ショートセラー ジム・チャノス氏がビットコイン保有を明かしている。
同氏らしくないと思われがちだが、背景には納得の理由があった。
私がみんなに言ってきたのは、強気相場が約束に対してプレミアムを乗せる傾向があるということ。
弱気相場は現実で割り引くんだ。
今は目盛りが最大値に戻っており、少なくともいくつかの分野・企業・投資家が大きなプレミアムを乗せている。
チェノス氏がCNBCで、株式市場の一部に過大な約束への期待が織り込まれていると警告した。

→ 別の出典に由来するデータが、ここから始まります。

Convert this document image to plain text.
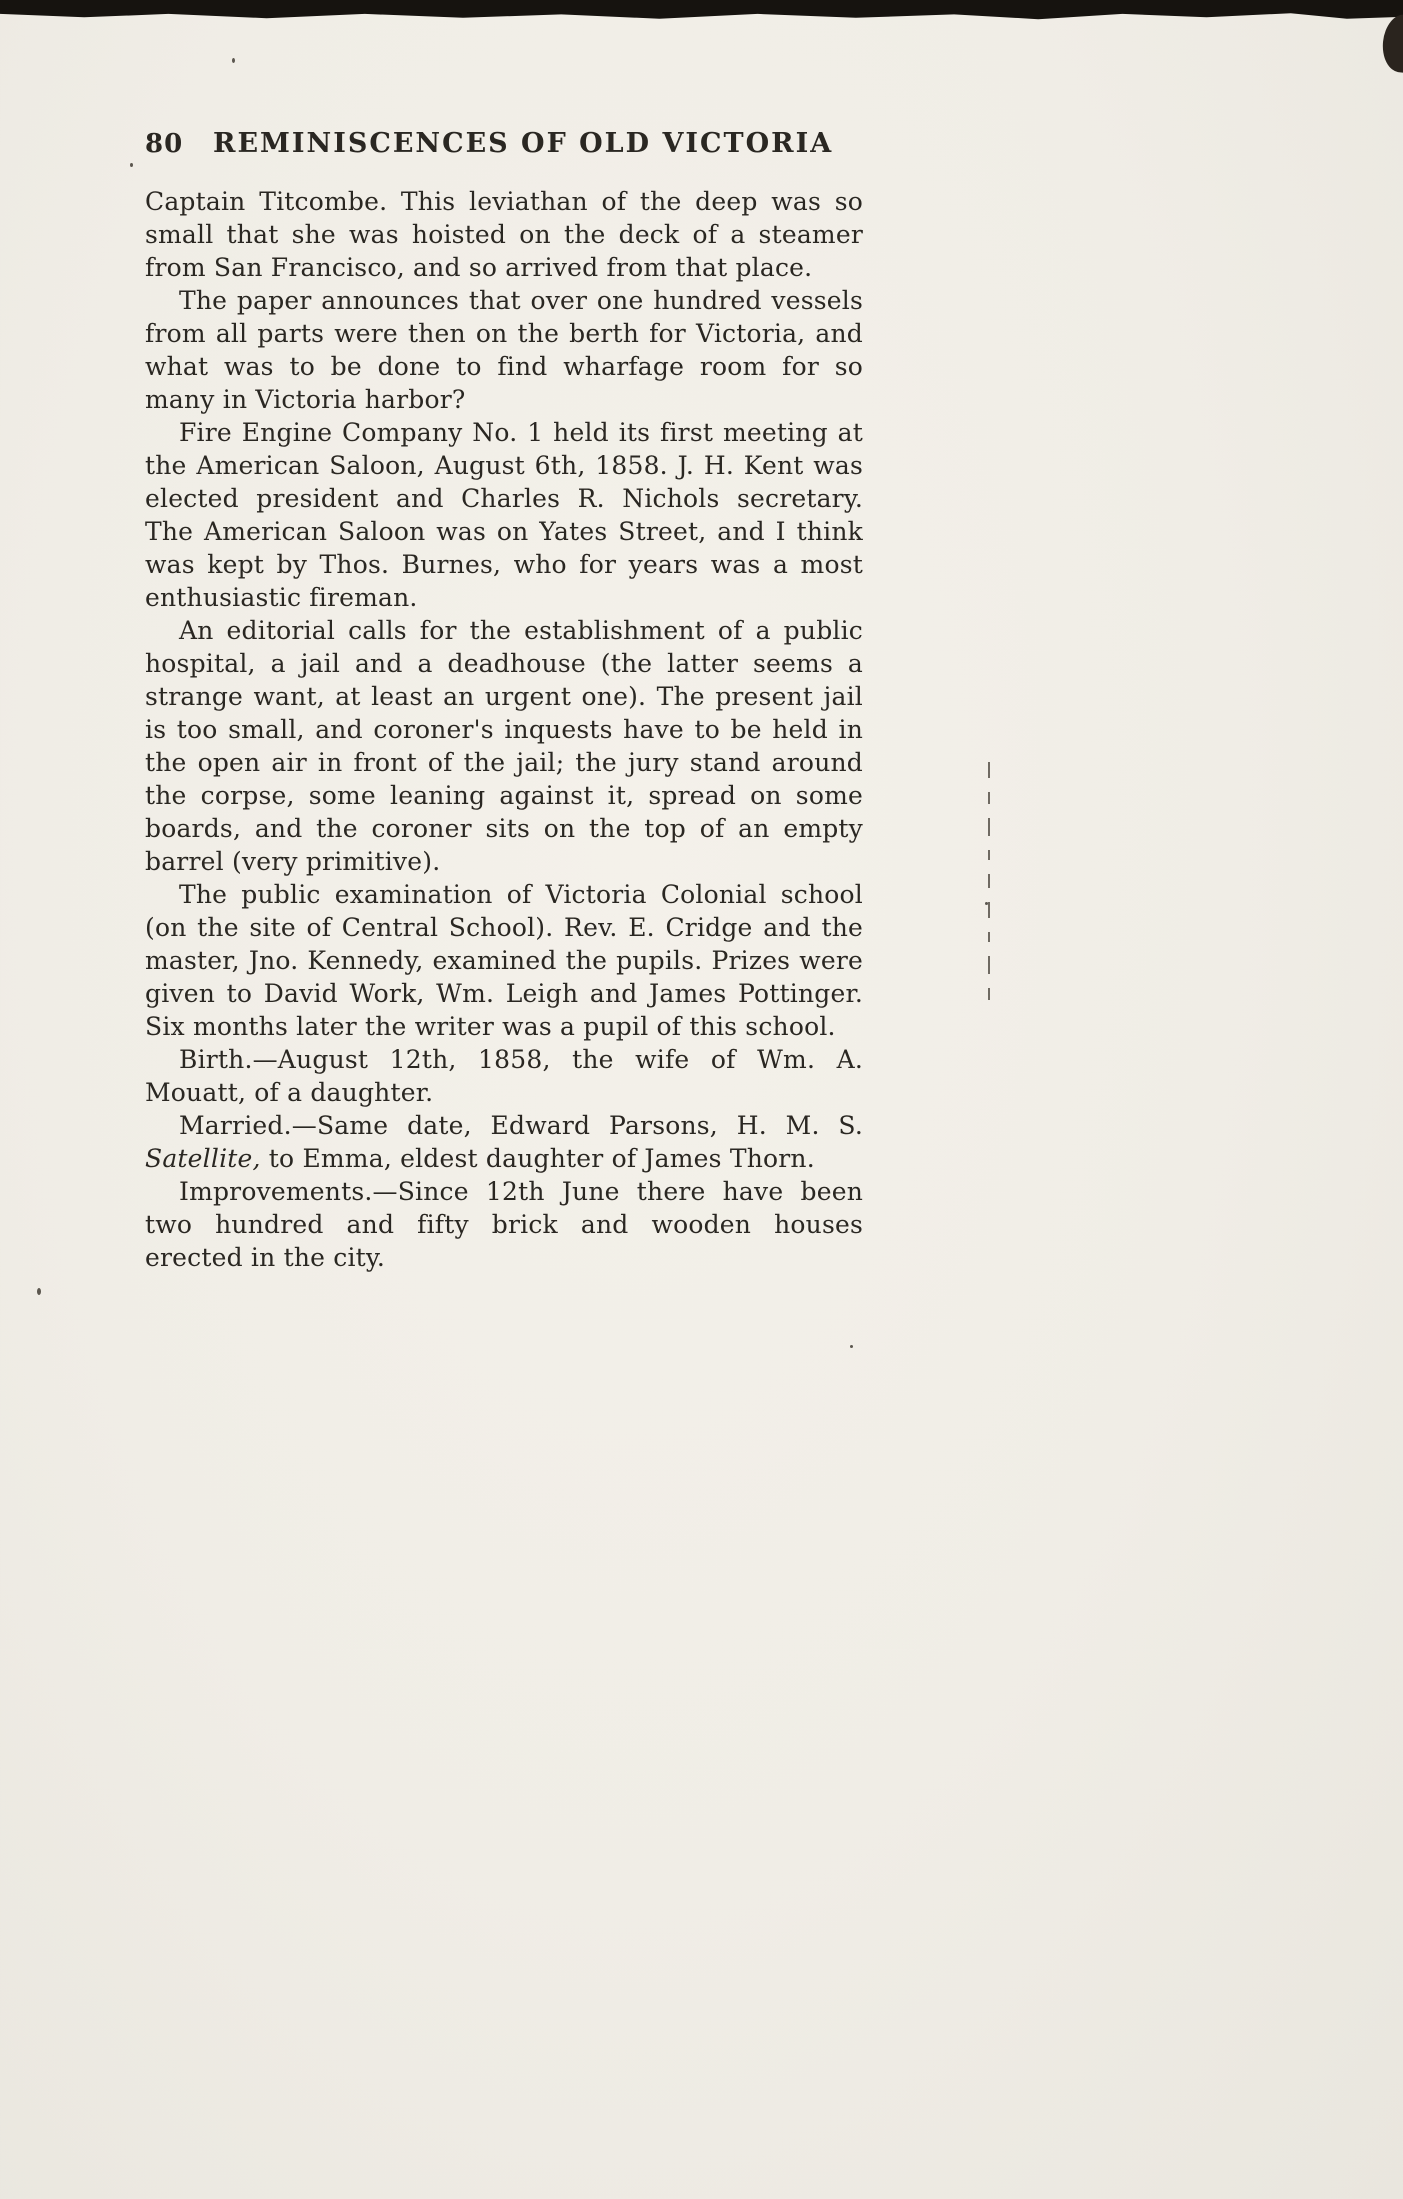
80	REMINISCENCES OF OLD VICTORIA

Captain Titcombe. This leviathan of the deep was so small that she was hoisted on the deck of a steamer from San Francisco, and so arrived from that place.

The paper announces that over one hundred vessels from all parts were then on the berth for Victoria, and what was to be done to find wharfage room for so many in Victoria harbor?

Fire Engine Company No. 1 held its first meeting at the American Saloon, August 6th, 1858. J. H. Kent was elected president and Charles R. Nichols secretary. The American Saloon was on Yates Street, and I think was kept by Thos. Burnes, who for years was a most enthusiastic fireman.

An editorial calls for the establishment of a public hospital, a jail and a deadhouse (the latter seems a strange want, at least an urgent one). The present jail is too small, and coroner's inquests have to be held in the open air in front of the jail; the jury stand around the corpse, some leaning against it, spread on some boards, and the coroner sits on the top of an empty barrel (very primitive).

The public examination of Victoria Colonial school (on the site of Central School). Rev. E. Cridge and the master, Jno. Kennedy, examined the pupils. Prizes were given to David Work, Wm. Leigh and James Pottinger. Six months later the writer was a pupil of this school.

Birth.—August 12th, 1858, the wife of Wm. A. Mouatt, of a daughter.

Married.—Same date, Edward Parsons, H. M. S. Satellite, to Emma, eldest daughter of James Thorn.

Improvements.—Since 12th June there have been two hundred and fifty brick and wooden houses erected in the city.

チャノス氏は、業績を糊塗していたエンロンの不正を暴き、空売りで名を上げた投資家。
長く、不正に手を染める企業の株式をショートしてきた。
現在はファミリーオフィスで投資を続けるかたわら、複数の大学で投資詐欺の講義を受け持っている。
チャノス氏が向き合う分野は不正や詐欺だけではない。
企業経営者が自社をひどく過大に語り、市場がそれを受け入れる時にも、同氏のショートが始まる。
そのチャノス氏がビットコインを保有しているという。
第一印象として逆なのではないかと思うだろう。
しかし、ビットコインをロングしているのが事実なのだ。
もちろん種がある。
ロング/ショート戦略の中のロング側なのだ。
ではショート側は何か。
それがマイクロストラテジー株だ。
この「ソフトウェア会社」の時価総額はゆうに1千億ドルを超える。
一方、2022-24年の当期利益はそれぞれマイナス14億ドル、プラス4億ドル、マイナス11億ドルだ。
ちなみに今年の第1四半期はマイナス42億ドルのスタートだった。
驚くべきは赤字基調ではない。
赤字といっても、時価総額に比べれば僅少にすぎない。
驚くべきは、損益の大きさに対する時価総額の大きさの方だ。
この会社はビットコインを大量に保有することを会社の戦略に挙げている。
つまり、時価総額の大きさは保有資産を反映したものなのだ。
しかも、そこに「プレミアム」が載っている。
今年3月末のバランスシートによれば、同社が保有する「デジタル資産」は435億ドル。
総資産が439億ドルだから、資産のほぼすべてはビットコイン等のデジタル資産であることになる。
これに対して総負債が103億ドル、優先株が13億。
普通株だけで見た株主資本は322億ドルだ。
ざっくり言って、これに対し市場は1千億ドルを超える株価を付けているのである。
厳密には、転換社債や優先株のオプション価値が若干入り食っている。
チャノス氏によれば、簿価1に対し時価2.5-3の割合だという。
マイクロストラテジーは、転換社債や優先株で資金を調達してビットコインを買う。
わかりやすく(そして少し不正確に)言うと、1調達すると2.5-3だけ時価総額が増えるという、打ち出の小槌なのである。
この差額をチャノス氏は「プレミアム」と呼び、これが最終的に縮小すると予想している。
したがって、ビットコインを買って「プレミアム」の乗ったマイクロストラテジー株を売る、というポジションになる。
同氏は「プレミアム」部分だけの縮小に賭けているため、ビットコイン価格の上下はほとんどがヘッジされていることになる。
チャノス氏は、マイクロストラテジーのやり方を真似る企業が資金調達を行っていることについても警告している。
証券投資とは難しい営みだ。
正しいはずの判断でも、市場が正しいはずの方向に動かない限り投資は成功しない。
特にチャノス氏が手掛けるショートの場合、相当な胆力が必要だ。
ショートしたはよいが、思い通り本当に「プレミアム」が縮小していくとは限らない。
この点について、チャノス氏は淡々とありのままを語っている。
「プレミアムは変動する。・・・
裁定取引のバロメーターであるだけでなく、一般投資家の投機についてのよいバロメーターだ。」
どうやらチャノス氏は、待っていればいつか「プレミアム」が縮小すると単純に考えているわけではなさそうだ。
「プレミアム」の変動を監視し、比較的高いところでポジションを増やし比較的低いところでポジションを減らすといったことをやっているようだ。